Mr. Lusk asserts that he wanted the entrapment defense presented to the jury, as opposed
to the trial court in a pretrial proceeding. Counsel was not, however, required to make frivolous
or futile motions or objections. Johnson v. Cockrell, 306 F.3d 249, 255 (5th Cir. 2002); Koch v.
Puckett, 907 F.2d 524, 527 (5th Cir. 1990). The failure to make meritless objections does not
result in the ineffective assistance of counsel. Clark v. Collins, 19 F.3d 959, 966 (5th Cir. 1994)
(the “[f]ailure to raise meritless objections is not ineffective lawyering; it is the very opposite.”).

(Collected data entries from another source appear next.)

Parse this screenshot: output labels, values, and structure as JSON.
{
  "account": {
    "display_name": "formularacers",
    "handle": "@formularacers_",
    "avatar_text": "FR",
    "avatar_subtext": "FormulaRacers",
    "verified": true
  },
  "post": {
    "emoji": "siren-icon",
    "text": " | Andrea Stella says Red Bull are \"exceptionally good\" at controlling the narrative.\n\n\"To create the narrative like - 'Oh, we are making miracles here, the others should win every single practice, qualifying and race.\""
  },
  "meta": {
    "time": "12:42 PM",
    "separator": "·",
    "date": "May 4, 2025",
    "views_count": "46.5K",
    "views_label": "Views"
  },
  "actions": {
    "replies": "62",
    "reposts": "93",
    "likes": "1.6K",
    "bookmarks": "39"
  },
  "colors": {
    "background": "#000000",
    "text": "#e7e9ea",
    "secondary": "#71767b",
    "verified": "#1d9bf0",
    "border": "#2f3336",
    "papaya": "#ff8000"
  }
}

Mr. Lusk has not shown, as required by 28 U.S.C. § 2254(d), that the State court findings resulted
in a decision that was contrary to, or involved an unreasonable application of, clearly established
federal law as determined by the Supreme Court of the United States, or resulted in a decision that
was based on an unreasonable determination of the facts in light of the evidence presented in the
State court proceedings.
In the context of § 2254(d), the deferential standard that must be accorded to counsel’s
representation must also be considered in tandem with the deference that must be accorded state
court decisions, which has been referred to as “doubly” deferential. Harrington v. Richter, 562
U.S. 86, 105, 131 S. Ct. 770, 788 (2011). “When § 2254(d) applies, the question is not whether
counsel’s actions were reasonable. The question is whether there is any reasonable argument that
counsel satisfied Strickland’s deferential standard.” Id. Mr. Lusk has not satisfied his burden of
overcoming the “doubly” deferential standard that must be accorded to trial counsel.
ineffective assistance of trial counsel claim lacks merit.
The Report of the Magistrate Judge, which contains his proposed findings of fact and
recommendations for the disposition of such action, has been presented for consideration, and
having made a de novo review of the objections raised by Mr. Lusk to the Report, the court is of
the opinion that the findings and conclusions of the Magistrate Judge are correct, and Mr. Lusk’s
objections are without merit. Therefore, the court adopts the findings and conclusions of the
Magistrate Judge as the findings and conclusions of the court. It is accordingly
ORDERED that the petition for a writ of habeas corpus is DENIED and the case is
DISMISSED with prejudice.
A certificate of appealability is DENIED.
previously ruled on are DENIED.
So ORDERED and SIGNED this 16th day of April, 2017.